While Montana’s caucuses were Feb. 5, its open primary is not until June 3. Small individual donors through grassroots efforts are raising money in record amounts for Paul across the country. Corporate deep-pocket financing is not part of the picture. Nationally, most of Paul’s donations are
under $200. He ended the last quarter of 2007 with more cash on hand than any other remaining Republican candidate.
The Times quoted Paul’s Montana state coordinator, David Hart, as saying, “Paul’s success in fundraising stands in stark contrast to who the media says are our
‘top tier’ candidates.”
Paul is also the choice of the military—again. Another search of the FEC database reveals that Dr. Paul has received 1,160 donations from military donors, nearly triple that of John McCain, and more than McCain, Mitt Romney, and Mike Huckabee combined.
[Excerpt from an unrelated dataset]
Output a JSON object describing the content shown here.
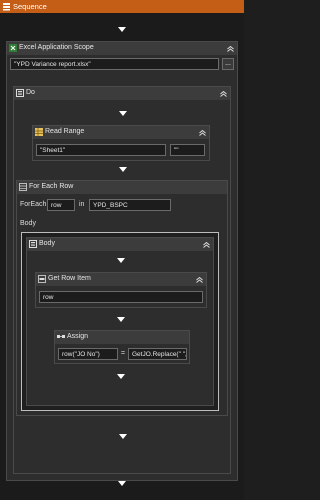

This is striking, considering the big media’s strong tendency to crown McCain, a decorated Vietnam veteran, as the “strong military leader” while he boasts that he’s willing to keep troops in Iraq virtually forever.
According to the FEC, the quantity and dollar amount of military contributions so far is: Paul, 1,160 donors, $249,000; McCain, 438 donors, $83,000; Mike Huckabee, 126 donors, $37,000; Mitt Romney: 126 donors, $24,000; Barack Obama: 443 donors, $76,000 and Hillary Clinton, 154 donors, $41,000.
In fact, Paul was the most successful fundraiser nationally among Republican presidential candidates in the last three months of 2007. Paul brought in $19.7 million—compared to $9.9 million for Mitt Romney, $6.8 million for John McCain and $6.6 million for Mike Huckabee.
People give money to candidates they plan to vote for. Yet, the media act as if there’s no connection. Paul is known for fighting hard for veterans and their health care—which is no small issue when soldiers are coming home from Iraq and Afghanistan with strange illnesses that are hard to diagnose, let alone treat or cure (assuming that the military and the Veterans Administration will even help them).